Instruct-MusicGen, a new method for text-to-music editing, has been introduced by researchers from C4DM, Queen Mary University of London, Sony AI, and Music X Lab, MBZUAI. This new approach aims to optimize existing models that require significant resources and fail to deliver precise results. Instruct-MusicGen utilizes pre-trained models and innovative training techniques to accomplish high-quality music editing based on textual instructions.
Current text-to-music editing methods necessitate creating and training specific models from scratch, an inefficient and resource-heavy process. These models often lead to imprecise audio reconstruction, making them expensive to maintain and failing to deliver accurate results. To address these shortcomings, researchers introduced Instruct-MusicGen, which makes use of a pre-trained MusicGen model and fine-tunes it to follow editing instructions efficiently.
This novel approach incorporates a text fusion module and an audio fusion module into the original MusicGen architecture. This feature enables the model to process instruction texts and audio inputs simultaneously. With the help of these modifications, Instruct-MusicGen eliminates the need for extensive training and extra parameters while maintaining superior performance across various music editing tasks.

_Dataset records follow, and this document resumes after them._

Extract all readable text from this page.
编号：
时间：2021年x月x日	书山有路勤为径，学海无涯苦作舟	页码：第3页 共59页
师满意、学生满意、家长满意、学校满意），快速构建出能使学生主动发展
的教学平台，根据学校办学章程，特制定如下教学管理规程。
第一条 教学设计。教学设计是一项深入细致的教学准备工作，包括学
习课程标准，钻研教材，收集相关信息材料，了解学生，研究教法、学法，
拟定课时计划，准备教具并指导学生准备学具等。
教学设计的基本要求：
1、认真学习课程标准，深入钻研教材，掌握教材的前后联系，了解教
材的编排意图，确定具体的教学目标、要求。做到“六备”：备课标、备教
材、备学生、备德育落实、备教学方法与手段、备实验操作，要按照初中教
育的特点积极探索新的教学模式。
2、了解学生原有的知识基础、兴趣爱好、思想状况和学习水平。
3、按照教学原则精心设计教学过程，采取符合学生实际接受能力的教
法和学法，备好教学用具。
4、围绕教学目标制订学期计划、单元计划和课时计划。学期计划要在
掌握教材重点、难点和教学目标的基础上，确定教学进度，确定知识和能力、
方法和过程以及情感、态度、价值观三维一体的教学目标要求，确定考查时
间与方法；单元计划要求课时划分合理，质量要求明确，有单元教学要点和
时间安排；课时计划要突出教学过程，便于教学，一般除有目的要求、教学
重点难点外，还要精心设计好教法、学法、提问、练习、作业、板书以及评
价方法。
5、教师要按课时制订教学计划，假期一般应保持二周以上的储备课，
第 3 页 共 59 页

Instruct-MusicGen improves the original MusicGen model by integrating two new modules. The audio fusion module allows the model to accept and process external audio inputs for accurate audio editing. The text fusion module alters the text encoder’s operation to handle instruction inputs, enabling the model to follow text-based editing commands effectively. These combined modules equip Instruct-MusicGen to add, delete, and separate stems from music audio based on textual instructions.
The model was trained with a synthesized dataset created from the Slakh2100 dataset, which contains high-quality audio tracks and corresponding MIDI files. This training required only 8% additional parameters compared to the original MusicGen model, significantly reducing the resources used. Instruct-MusicGen’s performance was evaluated on both the Slakh test set and the MoisesDB dataset. It outperformed current benchmarks in several tasks, demonstrating its efficiency and effectiveness in text-to-music editing.
In summary, Instruct-MusicGen successfully addresses the issues associated with existing text-to-music editing techniques by harnessing pre-trained models and recommending effective training techniques. Although some limitations remain, such as reliance on synthetic training data and potential inaccuracies in the signal-level precision, the introduction of Instruct-MusicGen signifies a major advancement in the realm of AI-assisted music creation, bringing together efficiency and high performance.